Il processo intanto è in corso da luglio. Prossima udienza ad ottobre. Iurillo e d’Esposito sono difesi dagli avvocati Salvatore Pinto e Gianni Pane, si sono costituiti parte civile anche il Wwf e Seif, la società editrice de ‘Il Fatto quotidiano’. Nei capi di imputazione e negli atti si fa riferimento alla benedizione religiosa dei camion che Langellotto ottenne dal parroco di Sant’Agnello, don Francesco Saverio Iaccarino, per la quale sono entrambi indagati. La storia è nota: i cinque mezzi pesanti entrarono nella piazza del sagrato chiusa al pubblico, rompendo un lucchetto, tra lo stridore dei clacson e il traffico bloccato dalle 10 alle 11 circa del 30 dicembre scorso. Il tutto avvenne a circa 200 metri dal luogo dove Langellotto aveva aggredito d’Esposito qualche mese prima, per rancori legati alle denunce dell’ambientalista che impedirono la realizzazione di 228 box in un ex agrumeto di Sorrento.

Quella mattina, in mezzo ai camion, l’imprenditore si fece intervistare dalla testata positanonews annunciando progetti di sviluppo in altre regioni. “Siamo molto cattolici”, spiegò così la benedizione in pubblico.
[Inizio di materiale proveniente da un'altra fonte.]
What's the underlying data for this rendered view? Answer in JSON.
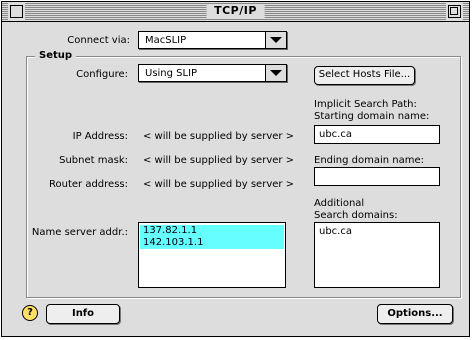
{
  "window": {
    "title": "TCP/IP"
  },
  "connect_via": {
    "label": "Connect via:",
    "value": "MacSLIP"
  },
  "setup": {
    "label": "Setup",
    "configure_label": "Configure:",
    "configure_value": "Using SLIP",
    "select_hosts_button": "Select Hosts File...",
    "ip_label": "IP Address:",
    "ip_value": "< will be supplied by server >",
    "subnet_label": "Subnet mask:",
    "subnet_value": "< will be supplied by server >",
    "router_label": "Router address:",
    "router_value": "< will be supplied by server >",
    "nameserver_label": "Name server addr.:",
    "nameservers": [
      "137.82.1.1",
      "142.103.1.1"
    ],
    "implicit_label_1": "Implicit Search Path:",
    "implicit_label_2": "Starting domain name:",
    "starting_domain": "ubc.ca",
    "ending_label": "Ending domain name:",
    "ending_domain": "",
    "additional_label_1": "Additional",
    "additional_label_2": "Search domains:",
    "additional_domains": [
      "ubc.ca"
    ]
  },
  "footer": {
    "help_icon": "?",
    "info_button": "Info",
    "options_button": "Options..."
  },
  "colors": {
    "selection": "#66ffff",
    "window_bg": "#dddddd"
  }
}
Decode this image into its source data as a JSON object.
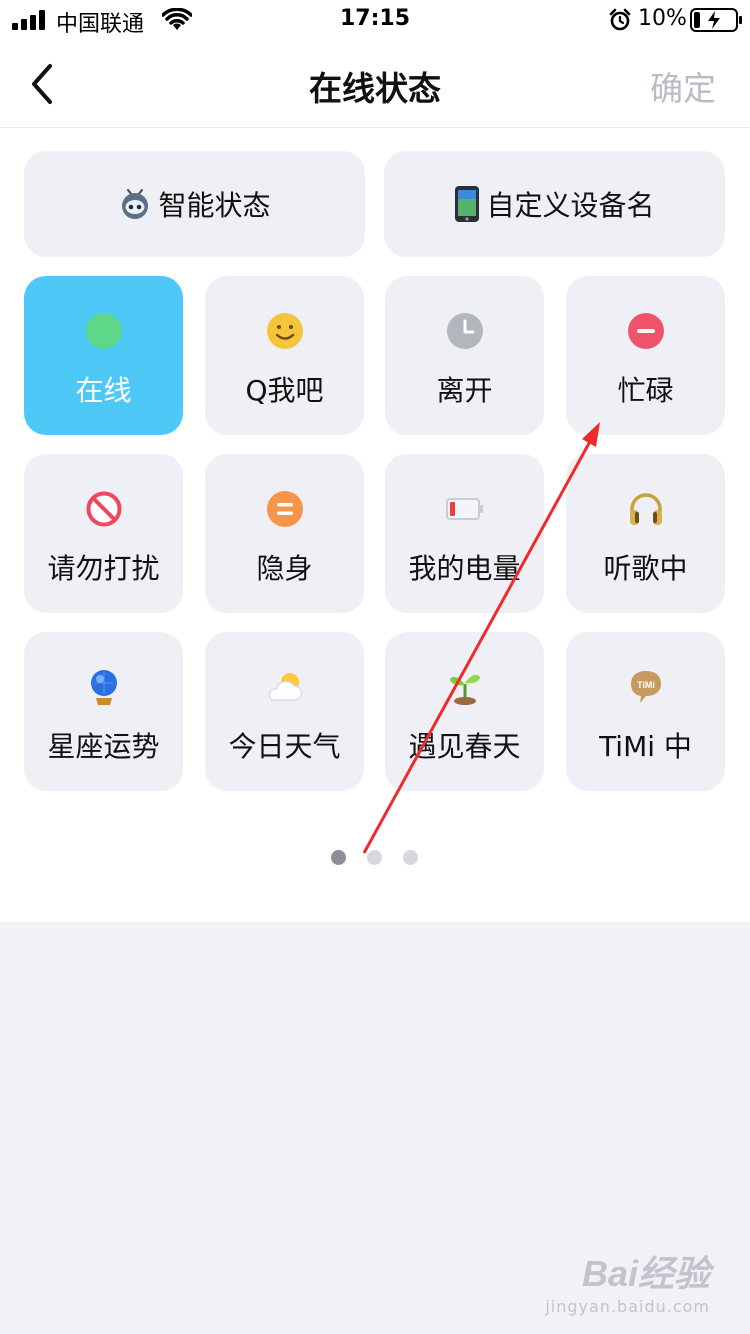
{
  "status_bar": {
    "carrier": "中国联通",
    "time": "17:15",
    "battery_percent": "10%"
  },
  "nav": {
    "title": "在线状态",
    "confirm_label": "确定"
  },
  "top_buttons": [
    {
      "label": "智能状态",
      "icon": "robot-icon"
    },
    {
      "label": "自定义设备名",
      "icon": "phone-icon"
    }
  ],
  "statuses": [
    {
      "label": "在线",
      "icon": "green-dot-icon",
      "selected": true
    },
    {
      "label": "Q我吧",
      "icon": "smiley-icon"
    },
    {
      "label": "离开",
      "icon": "clock-icon"
    },
    {
      "label": "忙碌",
      "icon": "minus-icon"
    },
    {
      "label": "请勿打扰",
      "icon": "no-entry-icon"
    },
    {
      "label": "隐身",
      "icon": "equals-icon"
    },
    {
      "label": "我的电量",
      "icon": "battery-low-icon"
    },
    {
      "label": "听歌中",
      "icon": "headphones-icon"
    },
    {
      "label": "星座运势",
      "icon": "crystal-ball-icon"
    },
    {
      "label": "今日天气",
      "icon": "partly-cloudy-icon"
    },
    {
      "label": "遇见春天",
      "icon": "sprout-icon"
    },
    {
      "label": "TiMi 中",
      "icon": "timi-icon",
      "icon_text": "TiMi"
    }
  ],
  "pager": {
    "pages": 3,
    "current": 1
  },
  "colors": {
    "selected_tile": "#4dc8f7",
    "tile_bg": "#eff0f5",
    "annotation_arrow": "#f02a2a"
  },
  "watermark": {
    "logo": "Bai经验",
    "url": "jingyan.baidu.com"
  }
}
Iurillo una settimana dopo ne scrisse sul sito del Fatto e poi arrivò il programma delle Iene. Troppo succulento il racconto della storia di un paese paralizzato per qualche ora per consentire l’esibizione di forza di un imprenditore con quei precedenti penali, e con la complicità della Chiesa locale, mentre un altro parroco a Sorrento pochi mesi prima era stato promotore di una marcia di solidarietà per l’ambientalista aggredito. Pochi giorni dopo Iurillo fu inseguito da Langellotto in una farmacia e poi scattarono le due distinte misure cautelari. Per la ‘benedizione’ Langellotto e il parroco sono indagati. Ce n’è traccia pure nell’istanza accolta dal giudice, quando è sottolineato che l’impresa edile che lavorerà a Cellole è intestata alla moglie dell’imprenditore, ma il preposto è lui. “Infatti la benedizione dei camion, che fa parte di autonomo procedimento, è stata fatta da Langellotto e non dalla moglie”, scrive l’avvocato. Si tratta della San Giuseppe srl. E’ una delle 14 ditte della costiera sorrentina colpite a febbraio da interdittiva antimafia perché riconducibili a Langellotto.